The ban will not make the CPU stronger. This is not a party that is able to close ranks,
go underground and fight. They will appeal to the European Court of Human Rights
and very likely it will support the CPU suit against Ukraine like in many similar cases of
anti-communist repression and censorship in Eastern Europe. However, the
crackdowns and electoral defeats have already exacerbated very deep internal
problems and conflicts within the party. Recently 19 local communist leaders from
southern and eastern Ukrainian organizations resigned from the CPU central
committee protesting against repression of internal dissent. For all the party problems
they blamed a very unpopular Petro Symonenko who was the unchangeable CPU
leader during all its history.
The left flank of Ukrainian politics is empty now but not for a long time. It is very likely
that the new left political projects sponsored by oligarchs will appear trying to gather
the former communist votes and some of the local membership. On the other side,
some pro-Ukrainian left party will probably appear as well in order to legitimate
Ukrainian government in the Western public eyes after the CPU ban. It will mostly
support the governments policies against Russia and Donbas separatists but will
criticize it from mild social-democratic or left-liberal positions.
However, the genuine left should grow neither as the pawns in oligarchs electoral
games, nor as the loyal whitewashers of an extremely neoliberal-nationalist
government. The new left party should be deeply embedded into Ukrainian social
movements and labour unions. It must take neither pro-Ukrainian, nor pro-Russian
position but try to bring together ordinary Ukrainians in the West and in the East of the
country in the fight for their shared class interests against their common enemies in
Kiev, Donetsk, Moscow, Brussels, Washington.

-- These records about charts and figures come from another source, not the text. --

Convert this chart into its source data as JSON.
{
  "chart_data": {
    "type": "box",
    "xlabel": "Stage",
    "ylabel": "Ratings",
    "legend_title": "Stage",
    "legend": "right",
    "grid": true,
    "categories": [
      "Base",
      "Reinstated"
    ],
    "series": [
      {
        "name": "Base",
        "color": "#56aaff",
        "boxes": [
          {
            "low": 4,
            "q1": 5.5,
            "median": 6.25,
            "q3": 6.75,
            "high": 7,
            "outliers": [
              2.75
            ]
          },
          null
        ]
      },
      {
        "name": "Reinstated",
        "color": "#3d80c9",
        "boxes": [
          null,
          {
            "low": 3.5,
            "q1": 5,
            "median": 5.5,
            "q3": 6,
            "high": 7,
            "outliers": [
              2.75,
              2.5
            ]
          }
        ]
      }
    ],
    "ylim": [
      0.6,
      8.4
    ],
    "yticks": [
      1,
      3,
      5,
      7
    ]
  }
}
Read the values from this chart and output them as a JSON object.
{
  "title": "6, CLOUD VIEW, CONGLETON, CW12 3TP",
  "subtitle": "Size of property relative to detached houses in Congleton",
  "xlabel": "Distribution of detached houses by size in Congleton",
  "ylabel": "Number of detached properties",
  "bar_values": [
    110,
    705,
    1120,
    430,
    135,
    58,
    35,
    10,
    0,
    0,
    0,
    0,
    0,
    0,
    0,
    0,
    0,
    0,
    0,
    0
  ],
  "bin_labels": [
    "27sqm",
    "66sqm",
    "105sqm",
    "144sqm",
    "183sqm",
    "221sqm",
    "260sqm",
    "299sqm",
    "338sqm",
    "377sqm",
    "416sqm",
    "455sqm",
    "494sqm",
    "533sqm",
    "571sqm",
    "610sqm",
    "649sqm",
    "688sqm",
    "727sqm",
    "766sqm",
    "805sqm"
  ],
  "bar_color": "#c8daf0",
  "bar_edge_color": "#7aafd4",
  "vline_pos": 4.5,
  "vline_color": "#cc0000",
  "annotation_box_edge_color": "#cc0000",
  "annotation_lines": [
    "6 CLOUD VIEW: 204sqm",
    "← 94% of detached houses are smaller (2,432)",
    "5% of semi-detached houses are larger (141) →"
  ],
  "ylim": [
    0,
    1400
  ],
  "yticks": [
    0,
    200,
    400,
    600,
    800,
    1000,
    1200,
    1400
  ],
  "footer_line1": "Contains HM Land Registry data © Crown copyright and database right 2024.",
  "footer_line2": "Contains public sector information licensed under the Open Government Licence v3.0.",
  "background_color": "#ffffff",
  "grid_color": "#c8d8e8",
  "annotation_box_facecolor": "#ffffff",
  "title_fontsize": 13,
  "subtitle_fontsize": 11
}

Genuine internationalism and going back to the class roots is simply the only way for
the new left in Ukraine. Every person who values democracy must oppose the ban of
the Communist party. It violates human rights. It adds to political hysteria. It diverts
attention from urgent problems in Ukrainian economy. However, we have to
understand the mistakes the communists made themselves and to avoid them in the
reconstruction of Ukrainian left on completely different principles and basis.